Detoksy sokowe skupiają się głównie na węglowodanach [...]. Jest to dieta z bardzo dużymi deficytami - komentuje dietetyczka.
Kolejną dietetyczką, która postanowiła zabrać głos w sprawie jest Martyna Szpaczek. Święta są okresem, kiedy rzeczywiście jemy więcej ciast i smażonych potraw, przez co może nam towarzyszyć uczucie ciężkości.
Dobrym rozwiązaniem byłoby wrócenie po świętach do swoich zdrowych nawyków żywieniowych. Detoksy sokowe czy inne diety głodówkowe mogą prowadzić do zaburzeń odżywiania.
Często powoduje to zaburzone relacje z jedzeniem - dietetyczka Martyna Szpaczek ostrzega przed detoksami sokowymi.
Internauci szybko zauważyli, że podczas detoksu spożywamy jedynie 1500 kcal. Uważają, że jest to zdecydowanie za mało. Dodatkowo nie mamy szans na dostarczenie organizmowi wszystkich niezbędnych wartości odżywczych.
To ma tylko 1500 kcal.
W najlepszym wypadku. Większość nie przekracza 1000 kcal. A jak trwa dłużej, niż kilka dni to współczuje - komentują internauci.

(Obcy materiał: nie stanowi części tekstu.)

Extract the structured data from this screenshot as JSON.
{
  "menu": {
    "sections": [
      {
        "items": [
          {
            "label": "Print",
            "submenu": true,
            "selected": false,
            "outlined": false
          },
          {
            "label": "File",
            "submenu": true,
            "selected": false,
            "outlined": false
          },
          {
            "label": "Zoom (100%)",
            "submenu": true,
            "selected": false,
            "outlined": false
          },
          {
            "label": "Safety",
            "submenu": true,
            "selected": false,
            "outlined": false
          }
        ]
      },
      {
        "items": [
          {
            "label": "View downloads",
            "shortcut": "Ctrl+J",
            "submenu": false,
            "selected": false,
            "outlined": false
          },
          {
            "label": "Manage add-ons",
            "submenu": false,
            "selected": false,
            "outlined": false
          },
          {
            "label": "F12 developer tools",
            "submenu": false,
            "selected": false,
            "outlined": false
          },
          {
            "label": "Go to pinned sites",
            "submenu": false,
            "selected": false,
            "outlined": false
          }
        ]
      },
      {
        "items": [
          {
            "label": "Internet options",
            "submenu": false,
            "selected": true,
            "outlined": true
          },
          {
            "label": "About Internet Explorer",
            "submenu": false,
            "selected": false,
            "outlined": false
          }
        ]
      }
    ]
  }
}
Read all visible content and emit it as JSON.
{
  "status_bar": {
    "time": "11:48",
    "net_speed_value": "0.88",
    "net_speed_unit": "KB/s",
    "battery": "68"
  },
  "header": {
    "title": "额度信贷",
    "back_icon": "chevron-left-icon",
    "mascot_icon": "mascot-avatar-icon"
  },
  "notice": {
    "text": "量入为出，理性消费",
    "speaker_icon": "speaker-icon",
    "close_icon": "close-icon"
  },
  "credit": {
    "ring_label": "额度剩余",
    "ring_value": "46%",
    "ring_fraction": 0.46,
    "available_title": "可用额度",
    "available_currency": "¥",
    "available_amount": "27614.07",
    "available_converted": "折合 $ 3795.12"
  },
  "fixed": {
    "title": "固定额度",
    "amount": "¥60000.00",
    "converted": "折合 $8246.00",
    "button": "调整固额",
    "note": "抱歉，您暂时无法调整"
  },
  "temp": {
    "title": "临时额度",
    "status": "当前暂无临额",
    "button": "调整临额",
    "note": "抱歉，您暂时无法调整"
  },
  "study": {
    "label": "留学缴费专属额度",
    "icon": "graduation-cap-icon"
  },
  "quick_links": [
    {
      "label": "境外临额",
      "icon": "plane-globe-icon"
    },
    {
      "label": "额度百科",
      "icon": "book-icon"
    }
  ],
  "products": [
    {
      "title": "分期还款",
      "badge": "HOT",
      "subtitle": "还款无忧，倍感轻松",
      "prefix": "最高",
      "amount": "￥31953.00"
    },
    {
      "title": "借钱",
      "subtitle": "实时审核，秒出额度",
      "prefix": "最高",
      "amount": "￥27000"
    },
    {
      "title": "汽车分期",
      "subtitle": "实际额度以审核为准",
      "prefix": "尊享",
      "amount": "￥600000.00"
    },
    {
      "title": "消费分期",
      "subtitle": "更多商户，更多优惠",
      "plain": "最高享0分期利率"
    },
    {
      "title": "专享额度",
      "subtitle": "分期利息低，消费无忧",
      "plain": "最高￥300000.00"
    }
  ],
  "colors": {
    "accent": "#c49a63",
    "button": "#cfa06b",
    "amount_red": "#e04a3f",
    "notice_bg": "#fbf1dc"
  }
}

Sama Maria Jeleniewska przyznała, że dziennie będzie spożywać ok. 1500 kcal.
Sprawa szybko poniosła się także na Facebooku. Użytkownicy zaczęli wymieniać spostrzeżenia i zgodnie uznali, że promowanie diety sokowej jest szkodliwe. Bycie osobą publiczną to duża odpowiedzialność, a twórcy powinni zwracać uwagę na dobierane współprace. O dietach sokowych jest głośno od dłuższego czasu i nie cieszą się one dobrą opinią wśród specjalistów.
Przykre, że takie diety wciąż są promowane, mimo że głośno mówi się, jakie szkody przynoszą.
Uważam, że jeśli jest się osobą publiczną w internecie, to należy z ROZSĄDKIEM dobierać współprace i przewidywać różne scenariusze. Przewidzenie takich komentarzy w przypadku diety sokowej nie jest trudne - zauważają internauci.
Maria Jeleniewska na ten moment nie odniosła się do nawiązanej współpracy.